Aqua Jadi Air Mineral Terpopuler di Asia

Ilustrasi - Cek daftar air kemasan paling populer di Asia tahun 2026. Aqua dari Indonesia bersaing ketat dengan Nongfu Spring dan Bisleri dalam pasar AMDK. (Dok. Ist)
Ilustrasi - Cek daftar air kemasan paling populer di Asia tahun 2026. Aqua dari Indonesia bersaing ketat dengan Nongfu Spring dan Bisleri dalam pasar AMDK. (Dok. Ist)

Faktakalbar.id, LIFESTYLE – Industri air minum dalam kemasan (AMDK) di kawasan Asia menunjukkan pertumbuhan yang sangat pesat pada April 2026 ini.

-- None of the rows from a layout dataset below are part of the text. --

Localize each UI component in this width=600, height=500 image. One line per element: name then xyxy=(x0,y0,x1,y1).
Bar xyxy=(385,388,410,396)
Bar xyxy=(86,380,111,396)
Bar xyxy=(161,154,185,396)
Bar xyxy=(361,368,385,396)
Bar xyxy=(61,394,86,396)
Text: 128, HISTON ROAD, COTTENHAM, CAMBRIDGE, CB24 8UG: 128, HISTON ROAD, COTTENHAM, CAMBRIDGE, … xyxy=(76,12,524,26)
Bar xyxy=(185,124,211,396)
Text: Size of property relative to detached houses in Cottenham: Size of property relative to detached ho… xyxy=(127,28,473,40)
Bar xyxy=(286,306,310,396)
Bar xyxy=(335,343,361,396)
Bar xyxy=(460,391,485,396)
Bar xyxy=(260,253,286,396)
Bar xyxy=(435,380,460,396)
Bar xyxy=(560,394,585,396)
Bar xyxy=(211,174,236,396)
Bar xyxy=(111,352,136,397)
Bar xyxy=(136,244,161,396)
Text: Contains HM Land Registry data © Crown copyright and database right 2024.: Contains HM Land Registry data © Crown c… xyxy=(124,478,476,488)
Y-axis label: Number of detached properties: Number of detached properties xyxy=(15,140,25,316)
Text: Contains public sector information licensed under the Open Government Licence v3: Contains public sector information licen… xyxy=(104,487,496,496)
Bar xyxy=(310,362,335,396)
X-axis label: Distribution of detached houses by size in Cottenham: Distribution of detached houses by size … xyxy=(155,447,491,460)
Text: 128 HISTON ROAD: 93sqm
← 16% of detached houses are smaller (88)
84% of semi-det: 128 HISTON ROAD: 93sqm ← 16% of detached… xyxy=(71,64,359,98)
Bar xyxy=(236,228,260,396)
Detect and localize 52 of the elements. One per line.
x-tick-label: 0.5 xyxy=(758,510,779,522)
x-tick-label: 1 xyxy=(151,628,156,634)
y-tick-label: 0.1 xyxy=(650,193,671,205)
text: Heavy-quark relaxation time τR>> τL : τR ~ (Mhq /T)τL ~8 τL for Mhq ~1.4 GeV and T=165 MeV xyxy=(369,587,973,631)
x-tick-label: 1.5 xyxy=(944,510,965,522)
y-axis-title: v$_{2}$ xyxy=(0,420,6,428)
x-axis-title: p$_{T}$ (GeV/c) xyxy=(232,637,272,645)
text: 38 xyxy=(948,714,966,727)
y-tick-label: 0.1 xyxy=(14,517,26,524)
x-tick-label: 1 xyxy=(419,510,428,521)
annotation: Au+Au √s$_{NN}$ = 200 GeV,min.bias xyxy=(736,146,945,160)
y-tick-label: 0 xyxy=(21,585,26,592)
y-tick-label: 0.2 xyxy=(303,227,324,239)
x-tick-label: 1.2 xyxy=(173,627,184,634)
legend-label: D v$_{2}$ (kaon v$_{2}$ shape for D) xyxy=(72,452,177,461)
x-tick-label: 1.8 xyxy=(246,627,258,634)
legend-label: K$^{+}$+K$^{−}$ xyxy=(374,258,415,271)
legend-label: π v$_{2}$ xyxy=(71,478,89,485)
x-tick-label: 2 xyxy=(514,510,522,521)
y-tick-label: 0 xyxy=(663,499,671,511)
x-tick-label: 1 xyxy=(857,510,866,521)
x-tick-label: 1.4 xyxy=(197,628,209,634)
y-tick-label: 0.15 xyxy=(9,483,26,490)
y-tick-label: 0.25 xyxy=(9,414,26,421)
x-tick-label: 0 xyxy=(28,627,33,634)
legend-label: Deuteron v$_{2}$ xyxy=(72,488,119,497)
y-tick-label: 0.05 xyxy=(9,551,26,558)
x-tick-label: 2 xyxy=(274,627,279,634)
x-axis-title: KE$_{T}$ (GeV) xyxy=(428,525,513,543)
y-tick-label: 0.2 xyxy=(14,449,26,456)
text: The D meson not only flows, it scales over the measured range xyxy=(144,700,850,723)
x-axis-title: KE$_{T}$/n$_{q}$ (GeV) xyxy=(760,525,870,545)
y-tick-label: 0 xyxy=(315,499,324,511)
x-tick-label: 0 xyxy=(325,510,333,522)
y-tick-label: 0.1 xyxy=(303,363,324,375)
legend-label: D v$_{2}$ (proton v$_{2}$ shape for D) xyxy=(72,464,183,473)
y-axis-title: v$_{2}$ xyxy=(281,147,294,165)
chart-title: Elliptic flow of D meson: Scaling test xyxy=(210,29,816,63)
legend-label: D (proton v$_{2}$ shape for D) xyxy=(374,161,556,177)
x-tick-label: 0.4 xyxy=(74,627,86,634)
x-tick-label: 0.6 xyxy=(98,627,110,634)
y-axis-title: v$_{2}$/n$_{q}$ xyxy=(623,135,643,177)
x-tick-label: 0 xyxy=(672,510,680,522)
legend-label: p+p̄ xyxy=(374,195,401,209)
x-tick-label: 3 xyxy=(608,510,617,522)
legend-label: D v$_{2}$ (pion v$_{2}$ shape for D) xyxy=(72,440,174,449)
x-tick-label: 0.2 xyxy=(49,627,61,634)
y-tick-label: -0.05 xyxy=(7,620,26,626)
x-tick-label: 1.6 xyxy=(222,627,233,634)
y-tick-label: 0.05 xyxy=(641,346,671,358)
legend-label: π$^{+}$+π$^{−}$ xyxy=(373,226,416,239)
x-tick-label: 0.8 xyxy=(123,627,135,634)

Laporan terbaru merilis daftar merek air mineral paling populer yang mendominasi pasar berbagai negara di benua kuning tersebut.

Merek asli Indonesia, Aqua, berhasil menempati posisi puncak sebagai salah satu pemain utama yang paling banyak konsumen kenali.

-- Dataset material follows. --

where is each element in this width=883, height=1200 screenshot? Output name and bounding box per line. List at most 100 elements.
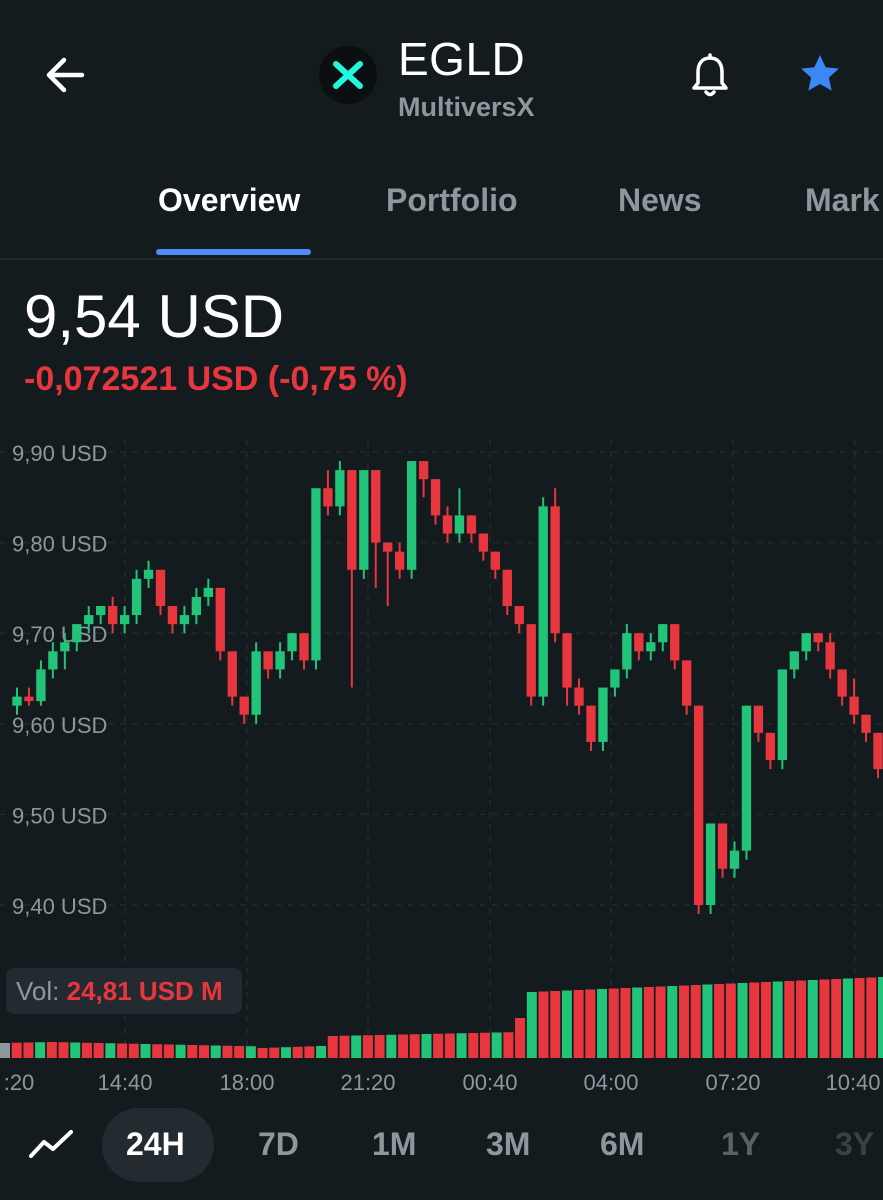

Keberhasilan ini mempertegas dominasi produk lokal dalam persaingan industri minuman kemasan di tingkat regional maupun global.

Baca Juga: Ramai Soal AQUA Pakai Sumur Bor, ESDM: Pengambilan Air Tanah Ada Aturannya

Dominasi Aqua di Pasar Indonesia dan Asia

Aqua memelopori industri air mineral kemasan di Indonesia sejak tahun 1973 dan terus menjaga kepercayaan pelanggan hingga saat ini. Perusahaan ini mengelola sumber mata air pegunungan yang terlindungi guna menjamin kualitas serta kemurnian setiap tetes airnya.

Volume penjualan yang tinggi di pasar domestik memberikan kontribusi besar terhadap popularitas merek ini di kancah Asia Tenggara. Konsumen memilih produk ini karena faktor ketersediaan yang luas serta standar keamanan pangan yang terjaga dengan sangat ketat.

Pesaing Tangguh dari Berbagai Negara Asia

Selain Aqua, merek Nongfu Spring asal China juga mencatatkan prestasi gemilang dengan kapitalisasi pasar yang sangat fantastis. Perusahaan milik Zhong Shanshan ini menguasai sebagian besar pangsa pasar di Tiongkok berkat kampanye pemasaran yang sangat masif.

Dari wilayah Asia Selatan, Bisleri tetap menjadi pemimpin pasar yang tak tergoyahkan di negara India selama beberapa dekade. Merek ini bahkan menjadi sinonim untuk air minum kemasan bagi jutaan penduduk di wilayah tersebut karena faktor kepercayaan.